Tim Barongsai Vihara Avalokitesvara Pematangsiantar yang siap menghibur acara Cap Go Meh, Sabtu (28/2/2026) (foto: istimewa/mistar)
Pematangsiantar, MISTAR.ID
Perayaan Cap Go Meh tahun ini tampil berbeda dan penuh makna. Sebagai bentuk penghormatan terhadap umat muslim yang sedang menjalankan puasa Ramadan, panitia sepakat menggeser seluruh rangkaian atraksi utama setelah salat Tarawih, Sabtu (28/2/2026) malam.
Guna menjaga kekhusyukan ibadah, keramaian dan bunyi-bunyian khas, seperti tambu, barongsai baru akan dimulai pada pukul 21.30 WIB.
Untuk jadwal pawai budaya dimulai dari Balai Kota Pematangsiantar, Jalan Merdeka, Jalan Yogyakarta, Jalan Sutomo, Jalan Sudirman dan berakhir di Balai Kota Pematangsiantar. Setelah itu ada penampilan atraksi tarian naga barongsai, dewa rezeki, sunggokong dan parade 12 shio.

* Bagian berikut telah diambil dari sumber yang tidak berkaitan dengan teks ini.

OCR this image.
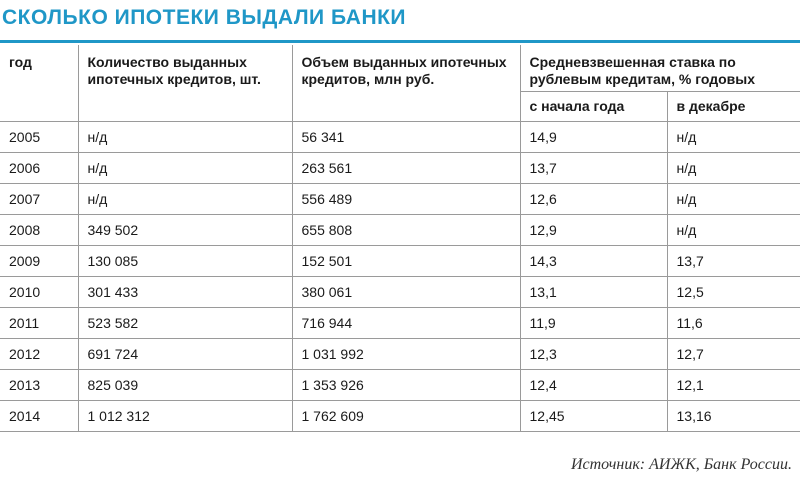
СКОЛЬКО ИПОТЕКИ ВЫДАЛИ БАНКИ
год	Количество выданных ипотечных кредитов, шт.	Объем выданных ипотечных кредитов, млн руб.	Средневзвешенная ставка по рублевым кредитам, % годовых	
			с начала года	в декабре
2005	н/д	56 341	14,9	н/д
2006	н/д	263 561	13,7	н/д
2007	н/д	556 489	12,6	н/д
2008	349 502	655 808	12,9	н/д
2009	130 085	152 501	14,3	13,7
2010	301 433	380 061	13,1	12,5
2011	523 582	716 944	11,9	11,6
2012	691 724	1 031 992	12,3	12,7
2013	825 039	1 353 926	12,4	12,1
2014	1 012 312	1 762 609	12,45	13,16
Источник: АИЖК, Банк России.
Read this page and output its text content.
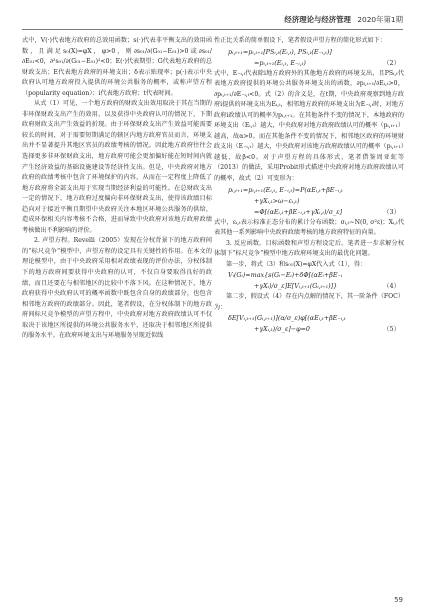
经济理论与经济管理 2020年第1期

式中，V(·)代表地方政府的总效用函数；s(·)代表非平衡支出的效用函数，且满足s₀(X)=φX，φ>0，则∂s₀₁/∂(G₀₁−E₀₁)>0或∂s₀₁/∂E₀₁<0，∂²s₀₁/∂(G₀₁−E₀₁)²<0；E(·)代表期望；G代表地方政府的总财政支出；E代表地方政府的环境支出；δ表示贴现率；p(·)表示中央政府认可地方政府投入提供的环境公共服务的概率，或称声望方程（popularity equation）；i代表地方政府；t代表时间。

从式（1）可见，一个地方政府的财政支出效用取决于其在当期的非环保财政支出产生的效用，以及获得中央政府认可的情况下，下期政府财政支出产生效益的折现。由于环保财政支出产生效益可能需要较长的时间，对于需要短期满足的辖区内地方政府官员而言，环境支出并不显著提升其地区官员的政绩考核的情况。因此地方政府往往会选择更多非环保财政支出，地方政府可能会更加偏好能在短时间内就产生经济效益的基础设施建设等经济性支出。但是，中央政府对地方政府的政绩考核中包含了环境保护的内容，从而在一定程度上降低了地方政府将全部支出用于实现当期经济利益的可能性。在总财政支出一定的情况下，地方政府过度偏向非环保财政支出，使得该政绩目标趋向对于接近平衡且期望中央政府关注本地区环境公共服务的供给，造成环保相关内容考核不合格，进而导致中央政府对该地方政府政绩考核做出不利影响的评价。

2. 声望方程。Revelli（2005）发现在分权背景下的地方政府间的“标尺竞争”模型中，声望方程的设定具有关键性的作用。在本文的理论模型中，由于中央政府采用相对政绩表现的评价办法，分权体制下的地方政府间要获得中央政府的认可，不仅自身要取得良好的政绩，而且还要在与相邻地区的比较中不落下风。在这种情况下，地方政府获得中央政府认可的概率函数中既包含自身的政绩部分，也包含相邻地方政府的政绩部分。因此，笔者假设，在分权体制下的地方政府间标尺竞争模型的声望方程中，中央政府对地方政府政绩认可不仅取决于该地区所提供的环境公共服务水平，还取决于相邻地区所提供的服务水平。在政府环境支出与环境服务呈现近似线

性正比关系的简单假设下，笔者假设声望方程的简化形式如下：

pᵢ,ₜ₊₁=pᵢ,ₜ₊₁[PSᵢ,ₜ(Eᵢ,ₜ), PSᵢ,ₜ(E₋ᵢ,ₜ)]
=pᵢ,ₜ₊₁(Eᵢ,ₜ, E₋ᵢ,ₜ)	（2）

式中，E₋ᵢ,ₜ代表除i地方政府外的其他地方政府的环境支出，且PSᵢ,ₜ代表地方政府提供的环境公共服务环境支出的函数，∂pᵢ,ₜ₊₁/∂Eᵢ,ₜ>0，∂pᵢ,ₜ₊₁/∂E₋ᵢ,ₜ<0。式（2）的含义是，在t期，中央政府观察到地方政府i提供的环境支出为Eᵢ,ₜ，相邻地方政府的环境支出为E₋ᵢ,ₜ时，对地方政府i政绩认可的概率为pᵢ,ₜ₊₁。在其他条件不变的情况下，本地政府的环境支出（Eᵢ,ₜ）越大，中央政府对地方政府政绩认可的概率（pᵢ,ₜ₊₁）越高，故α>0。而在其他条件不变的情况下，相邻地区政府的环境财政支出（E₋ᵢ,ₜ）越大，中央政府对该地方政府政绩认可的概率（pᵢ,ₜ₊₁）越低，故β<0。对于声望方程的具体形式，笔者借鉴周亚虹等（2013）的做法，采用Probit形式描述中央政府对地方政府政绩认可的概率，故式（2）可变形为：

pᵢ,ₜ₊₁=pᵢ,ₜ₊₁(Eᵢ,ₜ, E₋ᵢ,ₜ)=P(αEᵢ,ₜ+βE₋ᵢ,ₜ
+γXᵢ,ₜ>ω−εᵢ,ₜ)
=Φ[(αEᵢ,ₜ+βE₋ᵢ,ₜ+γXᵢ,ₜ)/σ_ε]	（3）

式中，εᵢ,ₜ表示标准正态分布的累计分布函数；σᵢ,ₜ~N(0, σ²ε)；Xᵢ,ₜ代表其他一系列影响中央政府政绩考核的地方政府特征的向量。

3. 反应函数。目标函数和声望方程设定后，笔者进一步求解分权体制下“标尺竞争”模型中地方政府环境支出的最优化问题。

第一步，将式（3）和s₀₁(X)=φX代入式（1），得：

Vᵢ(Gᵢ)=max{s(Gᵢ−Eᵢ)+δΦ[(αEᵢ+βE₋ᵢ
+γXᵢ)/σ_ε]E[Vᵢ,ₜ₊₁(Gᵢ,ₜ₊₁)]}	（4）

第二步，假设式（4）存在内点解的情况下，其一阶条件（FOC）为：

δE[Vᵢ,ₜ₊₁(Gᵢ,ₜ₊₁)](α/σ_ε)φ[(αEᵢ,ₜ+βE₋ᵢ,ₜ
+γXᵢ,ₜ)/σ_ε]−φ=0	（5）
59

Sekretaris Perwakilan Umat Buddha Indonesia (WALUBI) Pematangsiantar, Chandra, menegaskan penyesuaian jadwal ini dilakukan dengan penuh kesadaran demi menjaga harmoni di tengah masyarakat yang majemuk.
"Kami telah berkoordinasi dengan tokoh agama dan pemerintah setempat. Keputusan untuk memulai acara setelah salat Tarawih adalah bentuk penghormatan tulus kami kepada saudara-saudara Muslim. Cap Go Meh adalah hari bahagia, dan kebahagiaan itu harus dirasakan tanpa mengganggu kenyamanan ibadah orang lain," ujarnya.
Ia menjelaskan Cap Go Meh memiliki esensi berbeda dengan Imlek. Jika Imlek dirayakan sebagai pembuka tahun baru, maka Cap Go Meh hadir sebagai simbol berakhirnya seluruh prosesi perayaan tahunan tersebut.
"Istilah Cap Go Meh berasal dari bahasa Hokkien. Secara harfiah, Cap berarti sepuluh Go berarti lima, dan Meh berarti malam. Dengan demikian, Cap Go Meh berarti malam kelima belas," tuturnya.
Chandra juga menambahkan antusiasme masyarakat yang tinggi menunjukkan bahwa budaya Tionghoa telah menjadi bagian integral dari kekayaan budaya nasional yang dibanggakan bersama.